Bayerns Ministerpräsident Markus Söder (CSU) war am Dienstagabend voll des Lobes über den designierten neuen Bundeskanzler Olaf Scholz (SPD). „Es war ein gutes Gespräch, es war ein produktives Gespräch. Die Richtung stimmt“, sagte Söder. Er begrüßte „die eindeutige Zusage des künftigen Bundeskanzlers“, die von Bayern und Baden-Württemberg geforderte Rechtssicherheit für strenge Corona-Maßnahmen über den 15. Dezember hinaus in der neuen Koalition mehrheitsfähig zu machen. Die Forderung nach einer Notbremse sei damit weitgehend erfüllt. Einig geworden sei er sich mit Scholz auch über das große Ziel, dass bis Jahresende alle geboostert sein sollen. „Bis Weihnachten sollen bis zu 30 Millionen Erst-, Zweit- und Auffrischungsimpfungen möglich gemacht werden“, bekräftigte der Sprecher der Bundesregierung, Steffen Seibert. „Dafür soll der Kreis derjenigen, die Impfungen durchführen dürfen, deutlich ausgeweitet werden.“
Für Bayern bringen die Beschlüsse zunächst keine großen Änderungen – mit zwei Ausnahmen. Fußballspiele sollen im Freistaat zunächst wieder vor leeren Stadionrängen stattfinden. Söder hatte mit der Ansteckungsgefahr nicht nur in den Stadien, sondern auch bei der Anreise begründet.
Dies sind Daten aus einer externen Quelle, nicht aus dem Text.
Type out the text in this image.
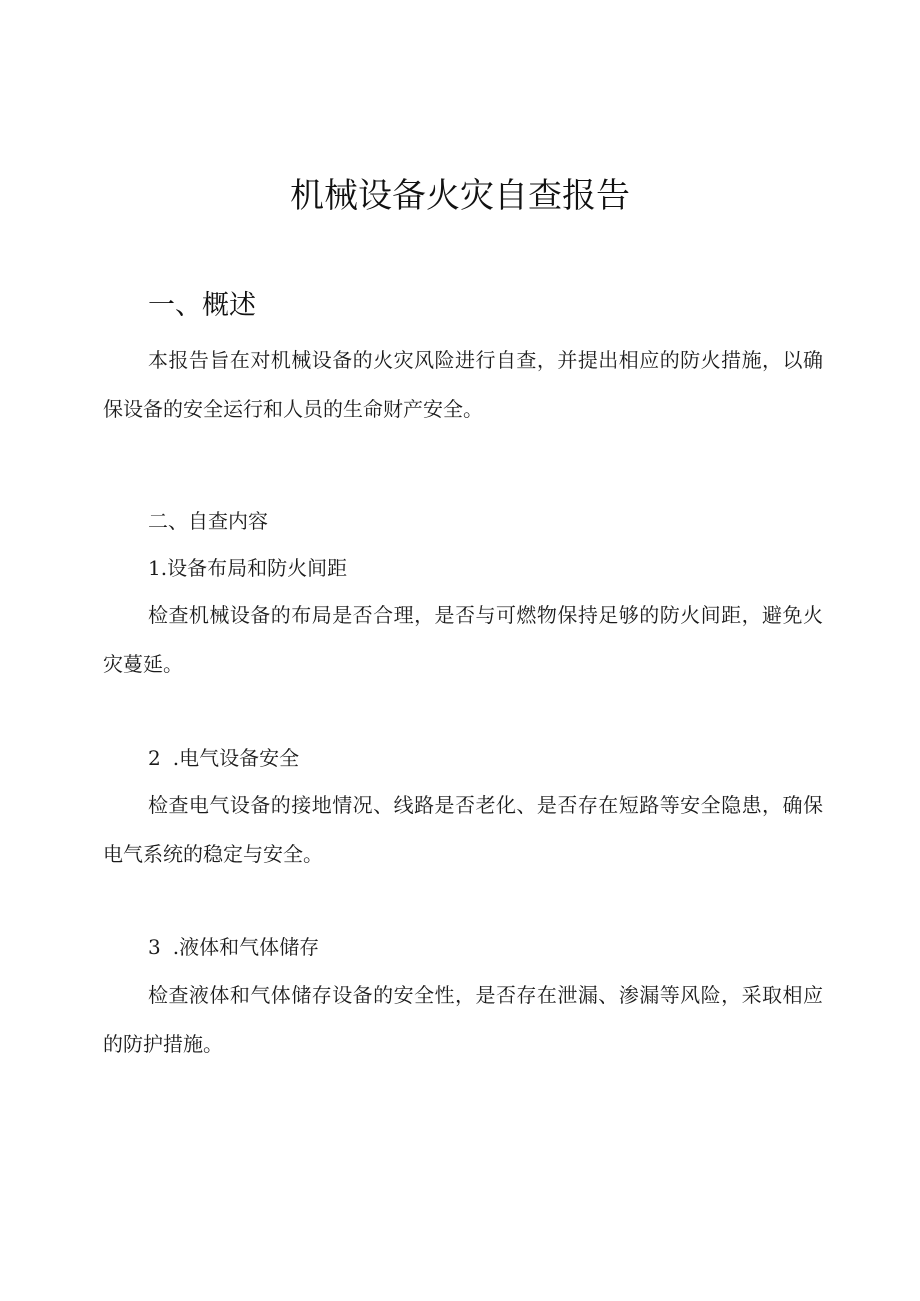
机械设备火灾自查报告
一、概述

本报告旨在对机械设备的火灾风险进行自查，并提出相应的防火措施，以确保设备的安全运行和人员的生命财产安全。

二、自查内容
1.设备布局和防火间距

检查机械设备的布局是否合理，是否与可燃物保持足够的防火间距，避免火灾蔓延。

2 .电气设备安全

检查电气设备的接地情况、线路是否老化、是否存在短路等安全隐患，确保电气系统的稳定与安全。

3 .液体和气体储存

检查液体和气体储存设备的安全性，是否存在泄漏、渗漏等风险，采取相应的防护措施。
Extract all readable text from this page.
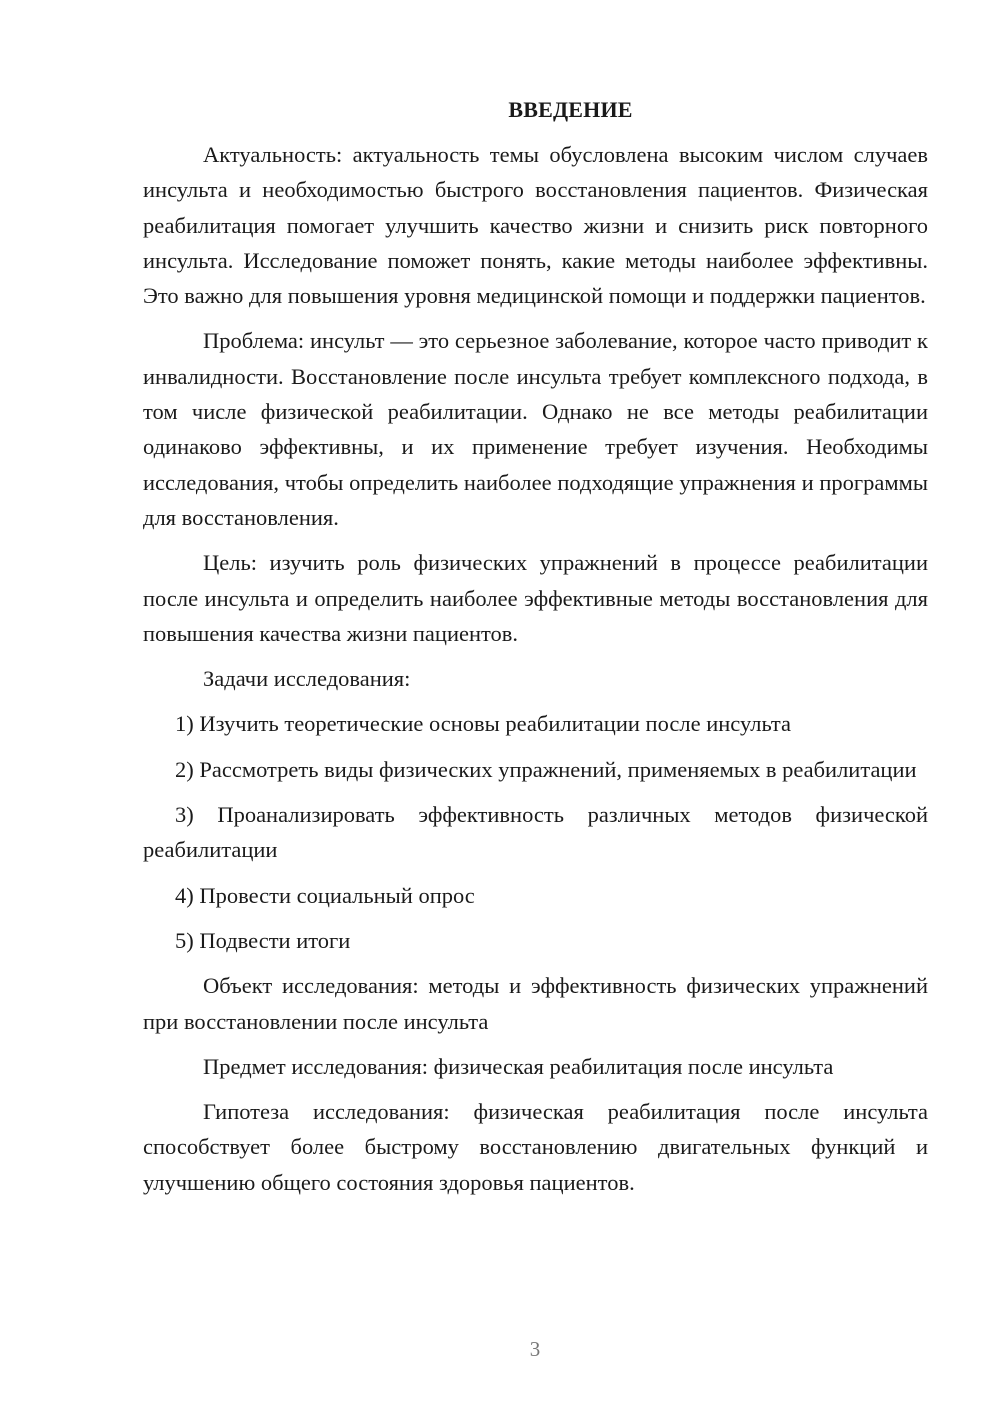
ВВЕДЕНИЕ

Актуальность: актуальность темы обусловлена высоким числом случаев инсульта и необходимостью быстрого восстановления пациентов. Физическая реабилитация помогает улучшить качество жизни и снизить риск повторного инсульта. Исследование поможет понять, какие методы наиболее эффективны. Это важно для повышения уровня медицинской помощи и поддержки пациентов.

Проблема: инсульт — это серьезное заболевание, которое часто приводит к инвалидности. Восстановление после инсульта требует комплексного подхода, в том числе физической реабилитации. Однако не все методы реабилитации одинаково эффективны, и их применение требует изучения. Необходимы исследования, чтобы определить наиболее подходящие упражнения и программы для восстановления.

Цель: изучить роль физических упражнений в процессе реабилитации после инсульта и определить наиболее эффективные методы восстановления для повышения качества жизни пациентов.

Задачи исследования:

1) Изучить теоретические основы реабилитации после инсульта

2) Рассмотреть виды физических упражнений, применяемых в реабилитации

3) Проанализировать эффективность различных методов физической реабилитации

4) Провести социальный опрос

5) Подвести итоги

Объект исследования: методы и эффективность физических упражнений при восстановлении после инсульта

Предмет исследования: физическая реабилитация после инсульта

Гипотеза исследования: физическая реабилитация после инсульта способствует более быстрому восстановлению двигательных функций и улучшению общего состояния здоровья пациентов.

3
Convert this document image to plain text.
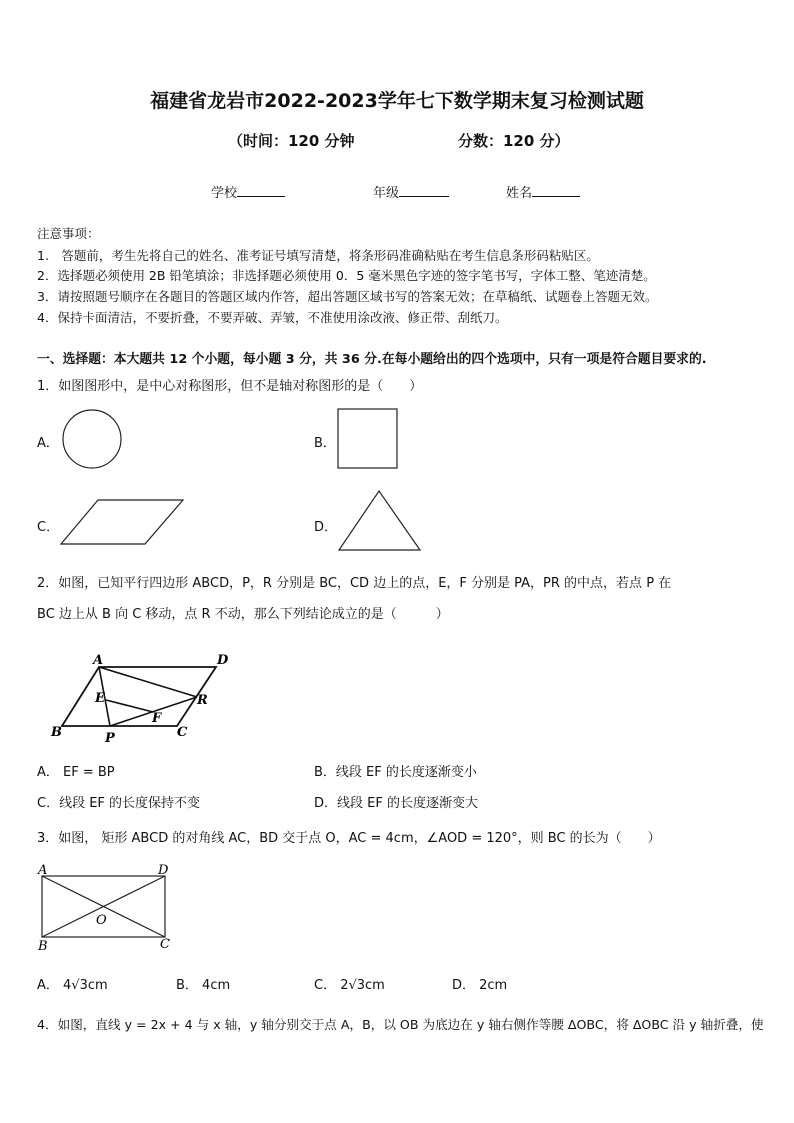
福建省龙岩市2022-2023学年七下数学期末复习检测试题
（时间：120 分钟	分数：120 分）
学校	年级	姓名
注意事项：
1.　答题前，考生先将自己的姓名、准考证号填写清楚，将条形码准确粘贴在考生信息条形码粘贴区。
2．选择题必须使用 2B 铅笔填涂；非选择题必须使用 0．5 毫米黑色字迹的签字笔书写，字体工整、笔迹清楚。
3．请按照题号顺序在各题目的答题区域内作答，超出答题区域书写的答案无效；在草稿纸、试题卷上答题无效。
4．保持卡面清洁，不要折叠，不要弄破、弄皱，不准使用涂改液、修正带、刮纸刀。
一、选择题：本大题共 12 个小题，每小题 3 分，共 36 分.在每小题给出的四个选项中，只有一项是符合题目要求的.
1．如图图形中，是中心对称图形，但不是轴对称图形的是（　　）
A．	B．
C．	D．
2．如图，已知平行四边形 ABCD，P，R 分别是 BC，CD 边上的点，E，F 分别是 PA，PR 的中点，若点 P 在
BC 边上从 B 向 C 移动，点 R 不动，那么下列结论成立的是（　　　）
A	D
E	R
F
B	P	C
A． EF = BP	B．线段 EF 的长度逐渐变小
C．线段 EF 的长度保持不变	D．线段 EF 的长度逐渐变大
3．如图， 矩形 ABCD 的对角线 AC，BD 交于点 O，AC = 4cm，∠AOD = 120°，则 BC 的长为（　　）
A	D
O
B	C
A． 4√3cm	B． 4cm	C． 2√3cm	D． 2cm
4．如图，直线 y = 2x + 4 与 x 轴，y 轴分别交于点 A，B，以 OB 为底边在 y 轴右侧作等腰 ΔOBC，将 ΔOBC 沿 y 轴折叠，使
Außerdem kündigte er an, die 2G-Regel, die bisher nur in der Innengastronomie gilt, auf die Außengastronomie auszudehnen.
Details zur möglichen Impfpflicht stehen noch nicht fest. Der künftige Kanzler Scholz regte an, dies im Bundestag ohne Fraktionszwang zu beschließen. Dies kommt bei ethisch heiklen Fragen in Betracht. Die Impfpflicht könnte ab Anfang Februar greifen, wie aus von der SPD-Seite vorgelegten Vorschlägen hervorgeht.
Da eine Impfpflicht die laufende vierte Welle nicht mehr brechen kann, soll dies mit anderen Mitteln erreicht werden. Zumindest die Vorschläge liegen auf dem Tisch: Dazu gehört die Ausweitung der 2G-Regeln auf den Einzelhandel. Zugang haben dann nur noch Genesene und Geimpfte, Supermärkte und andere Geschäfte des täglichen Bedarfs sind ausgenommen. Entsprechende Beschlüsse sollen am Donnerstag gefasst werden.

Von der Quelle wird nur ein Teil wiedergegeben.